A wrinkle about scan times

A common theme on melanoma discussion forums is frustration with the length of time between scans when when patients are on the “watch and wait” regimen after being told there is no evidence of disease. It’s been bugging me lately – probably because I needed to have something to stew about to ward off scanxiety as we approach Robert’s six-month scans in early June.

So, I asked Robert's melanoma doctor about this when we went in for the four-month check-up last week. Robert quipped that I want him to glow in the dark so I wouldn’t need a flashlight to get to the bathroom at night, but Dr. Lipson answered thoughtfully with a discussion of how much radiation is too much. Here’s the gist of what he said.

U.S. guidelines for the frequency of radiological scans to look for any suspicious growths in the body that might be melanoma are set by the National Comprehensive Cancer Network. For patients whose disease is staged from IIB to IV the guidelines call for chest xray, CT, and/or PET scans every three to 12 months for five years and annual MRIs of the brain. (The guidelines are discussed in an article published in the Journal of Clinical and Aesthetic Dermatology in September 2013.)

So, within that range, how do you decide how often to scan? You look at the extremes. The most frequent extreme would call for scans every week or two, but this would be too much because the change you see from one week to the next would be negligible. That means it would be too much exposure to radiation. One month doesn’t give enough time for something to change either. Could you do it every two months? Again, probably not; eight weeks isn’t that much time unless you’re looking at something very specific and want to know whether this particular spot has changed.

At the other extreme, is a year too long? Probably so, because if something is starting to grow you want to know about it sooner. Even nine months, he said, is “probably an uncomfortable period of time.” In our case, four to six months is the range Dr. Lipson is comfortable with.

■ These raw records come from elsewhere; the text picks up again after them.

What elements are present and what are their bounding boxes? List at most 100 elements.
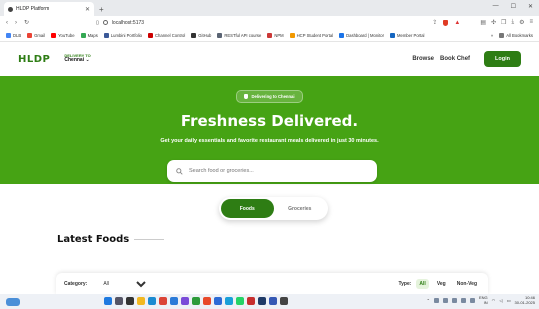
- bookmark-favicon-icon: [6, 32, 11, 38]
- bookmark-favicon-icon: [267, 32, 273, 38]
- shield-icon: [244, 94, 249, 99]
- back-icon[interactable]: ‹: [6, 20, 8, 26]
- bookmark-item[interactable]: HCP Student Portal: [289, 32, 333, 38]
- close-tab-icon[interactable]: ✕: [85, 6, 90, 13]
- minimize-icon[interactable]: —: [493, 3, 499, 10]
- bookmark-favicon-icon: [27, 32, 33, 38]
- section-divider: [134, 239, 165, 240]
- taskbar-apps: [104, 297, 288, 305]
- type-label: Type:: [398, 281, 412, 287]
- alert-icon[interactable]: ▲: [454, 20, 460, 26]
- window-controls: — ☐ ✕: [493, 3, 533, 10]
- forward-icon[interactable]: ›: [15, 20, 17, 26]
- bookmark-favicon-icon: [390, 32, 395, 38]
- url-text[interactable]: localhost:5173: [112, 20, 144, 26]
- volume-icon[interactable]: ◁: [499, 298, 502, 303]
- search-icon: [176, 167, 183, 175]
- type-veg[interactable]: Veg: [434, 279, 449, 289]
- folder-icon: [499, 32, 505, 38]
- tray-icon[interactable]: [434, 298, 439, 304]
- bookmark-item[interactable]: Dashboard | Monitor: [339, 32, 384, 38]
- tray-icon[interactable]: [461, 298, 466, 304]
- all-bookmarks[interactable]: All Bookmarks: [499, 32, 533, 38]
- app-icon[interactable]: [247, 297, 255, 305]
- nav-browse[interactable]: Browse: [412, 56, 434, 62]
- tray-icon[interactable]: [470, 298, 475, 304]
- wifi-icon[interactable]: ◠: [492, 298, 496, 303]
- brave-shield-icon[interactable]: [443, 19, 449, 26]
- toggle-foods[interactable]: Foods: [221, 199, 274, 218]
- task-view-icon[interactable]: [126, 297, 134, 305]
- start-icon[interactable]: [104, 297, 112, 305]
- toggle-groceries[interactable]: Groceries: [274, 199, 327, 218]
- copy-icon[interactable]: ❐: [501, 19, 506, 26]
- bookmark-item[interactable]: NPM: [267, 32, 284, 38]
- category-select[interactable]: All: [99, 280, 150, 288]
- bookmark-item[interactable]: RESTful API course: [217, 32, 261, 38]
- delivery-location-selector[interactable]: DELIVERY TO Chennai ⌄: [64, 53, 90, 64]
- app-icon[interactable]: [225, 297, 233, 305]
- bookmark-item[interactable]: Lumbini Portfolio: [103, 32, 142, 38]
- brave-icon[interactable]: [203, 297, 211, 305]
- taskbar-search-icon[interactable]: [115, 297, 123, 305]
- chrome-icon[interactable]: [159, 297, 167, 305]
- hero-banner: Delivering to Chennai Freshness Delivere…: [0, 76, 539, 184]
- app-icon[interactable]: [214, 297, 222, 305]
- extensions-icon[interactable]: ✣: [491, 19, 496, 26]
- tray-icon[interactable]: [443, 298, 448, 304]
- nav-book-chef[interactable]: Book Chef: [440, 56, 470, 62]
- clock-date: 30-01-2025: [514, 299, 535, 305]
- close-window-icon[interactable]: ✕: [528, 3, 533, 10]
- file-explorer-icon[interactable]: [137, 297, 145, 305]
- maximize-icon[interactable]: ☐: [511, 3, 516, 10]
- bookmark-item[interactable]: Maps: [80, 32, 98, 38]
- more-bookmarks-icon[interactable]: »: [491, 33, 493, 38]
- site-info-icon[interactable]: [102, 20, 108, 25]
- bookmarks-bar: DLB Gmail YouTube Maps Lumbini Portfolio…: [0, 29, 539, 42]
- bookmark-favicon-icon: [51, 32, 57, 38]
- type-filter: Type: All Veg Non-Veg: [398, 279, 480, 289]
- search-input[interactable]: [189, 168, 359, 174]
- bookmark-item[interactable]: DLB: [6, 32, 21, 38]
- tray-icon[interactable]: [452, 298, 457, 304]
- menu-icon[interactable]: ≡: [529, 19, 533, 26]
- bookmark-item[interactable]: Gmail: [27, 32, 45, 38]
- bookmark-favicon-icon: [217, 32, 223, 38]
- reload-icon[interactable]: ↻: [24, 19, 29, 26]
- chevron-down-icon: ⌄: [85, 57, 90, 64]
- battery-icon[interactable]: ▭: [507, 298, 511, 303]
- url-field[interactable]: ▯ localhost:5173: [96, 20, 144, 26]
- bookmark-item[interactable]: YouTube: [51, 32, 75, 38]
- bookmark-item[interactable]: Channel Control: [148, 32, 185, 38]
- type-all[interactable]: All: [416, 279, 429, 289]
- settings-icon[interactable]: ⚙: [519, 19, 524, 26]
- app-icon[interactable]: [181, 297, 189, 305]
- edge-icon[interactable]: [148, 297, 156, 305]
- category-label: Category:: [64, 281, 88, 287]
- type-non-veg[interactable]: Non-Veg: [454, 279, 480, 289]
- logo[interactable]: HLDP: [18, 54, 50, 65]
- downloads-icon[interactable]: ⤓: [511, 19, 514, 26]
- widgets-icon[interactable]: [6, 297, 20, 306]
- share-icon[interactable]: ⇪: [432, 19, 437, 26]
- delivery-badge-text: Delivering to Chennai: [251, 94, 295, 99]
- clock[interactable]: 10:46 30-01-2025: [514, 295, 535, 306]
- vscode-icon[interactable]: [170, 297, 178, 305]
- tray-overflow-icon[interactable]: ⌃: [426, 298, 430, 303]
- tab-title: HLDP Platform: [16, 6, 50, 12]
- app-icon[interactable]: [280, 297, 288, 305]
- bookmark-item[interactable]: Member Portal: [390, 32, 424, 38]
- new-tab-icon[interactable]: +: [99, 5, 104, 14]
- filter-bar: Category: All Type: All Veg Non-Veg: [56, 273, 488, 295]
- language-indicator[interactable]: ENG IN: [479, 295, 488, 306]
- sidebar-icon[interactable]: ▤: [480, 19, 486, 26]
- search-bar[interactable]: [167, 160, 377, 182]
- login-button[interactable]: Login: [484, 51, 521, 67]
- app-icon[interactable]: [192, 297, 200, 305]
- bookmark-icon[interactable]: ▯: [96, 20, 99, 26]
- whatsapp-icon[interactable]: [236, 297, 244, 305]
- bookmark-item[interactable]: GitHub: [191, 32, 211, 38]
- app-icon[interactable]: [258, 297, 266, 305]
- app-icon[interactable]: [269, 297, 277, 305]
- browser-tab[interactable]: HLDP Platform ✕: [4, 2, 94, 16]
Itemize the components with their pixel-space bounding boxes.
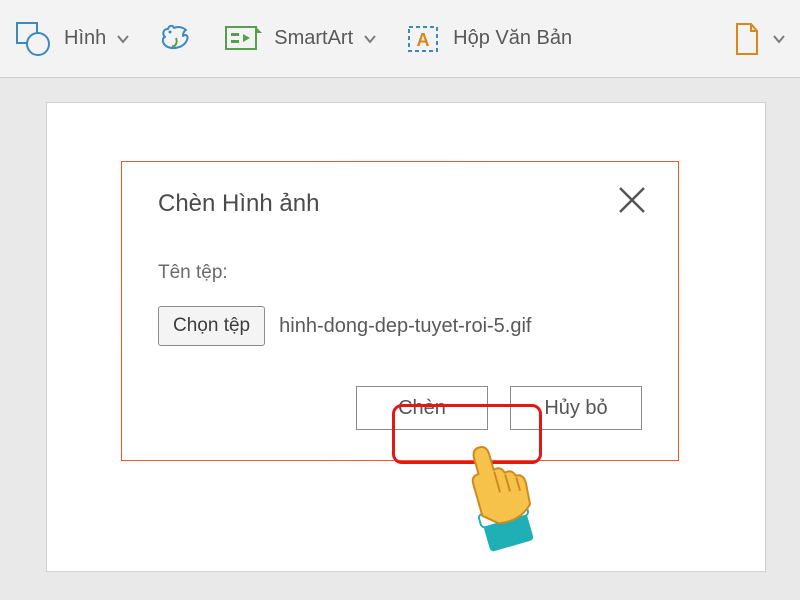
textbox-button[interactable]: A Hộp Văn Bản	[403, 21, 572, 57]
textbox-label: Hộp Văn Bản	[453, 27, 572, 50]
duck-icon	[156, 19, 196, 59]
chevron-down-icon	[363, 32, 377, 46]
ribbon-toolbar: Hình SmartArt	[0, 0, 800, 78]
chevron-down-icon	[116, 32, 130, 46]
insert-image-dialog: Chèn Hình ảnh Tên tệp: Chọn tệp hinh-don…	[121, 161, 679, 461]
choose-file-button[interactable]: Chọn tệp	[158, 306, 265, 346]
file-label: Tên tệp:	[158, 262, 642, 284]
dialog-title: Chèn Hình ảnh	[158, 190, 642, 218]
shapes-icon	[14, 20, 54, 58]
close-button[interactable]	[614, 182, 650, 218]
shapes-label: Hình	[64, 27, 106, 50]
smartart-label: SmartArt	[274, 27, 353, 50]
file-row: Chọn tệp hinh-dong-dep-tuyet-roi-5.gif	[158, 306, 642, 346]
dialog-glow: Chèn Hình ảnh Tên tệp: Chọn tệp hinh-don…	[115, 155, 685, 467]
file-name: hinh-dong-dep-tuyet-roi-5.gif	[279, 315, 531, 338]
chevron-down-icon	[772, 32, 786, 46]
cancel-button[interactable]: Hủy bỏ	[510, 386, 642, 430]
smartart-icon	[222, 21, 264, 57]
smartart-dropdown[interactable]: SmartArt	[222, 21, 377, 57]
textbox-icon: A	[403, 21, 443, 57]
page-dropdown[interactable]	[732, 20, 786, 58]
shapes-dropdown[interactable]: Hình	[14, 20, 130, 58]
svg-text:A: A	[417, 30, 430, 50]
page-icon	[732, 20, 762, 58]
close-icon	[614, 205, 650, 222]
insert-button[interactable]: Chèn	[356, 386, 488, 430]
dialog-button-row: Chèn Hủy bỏ	[158, 386, 642, 430]
sticker-button[interactable]	[156, 19, 196, 59]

Another factor is how closely the patient is being followed with skin and physical exams. Since Robert sees the dermatologist every three months for a thorough skin exam, including destruction and removal of suspicious spots and biopsies when appropriate, and sees Dr. Lipson every four months for physical exams, including lymph node palpation, a six-month schedule seems reasonable to him.

Then, the clinch factor is considered (at least by this doctor) – the patient’s comfort level. Since the national guidelines leave it pretty open, he said, “if … you’re really not comfortable with six months, then let’s do it every four months – that’s certainly within the guidelines. It’s an extra exposure to radiation every year, that’s all.”

Robert’s next scans are early in June – about five months since the last set were done at Johns Hopkins. He will also have scans and a brain MRI in December for his next yearly follow-up after the GVAX vaccine trial. Assuming all goes well between now and then, I’ll have to become comfortable with the six-month schedule – to prove to Robert that I don’t want him to glow in the dark!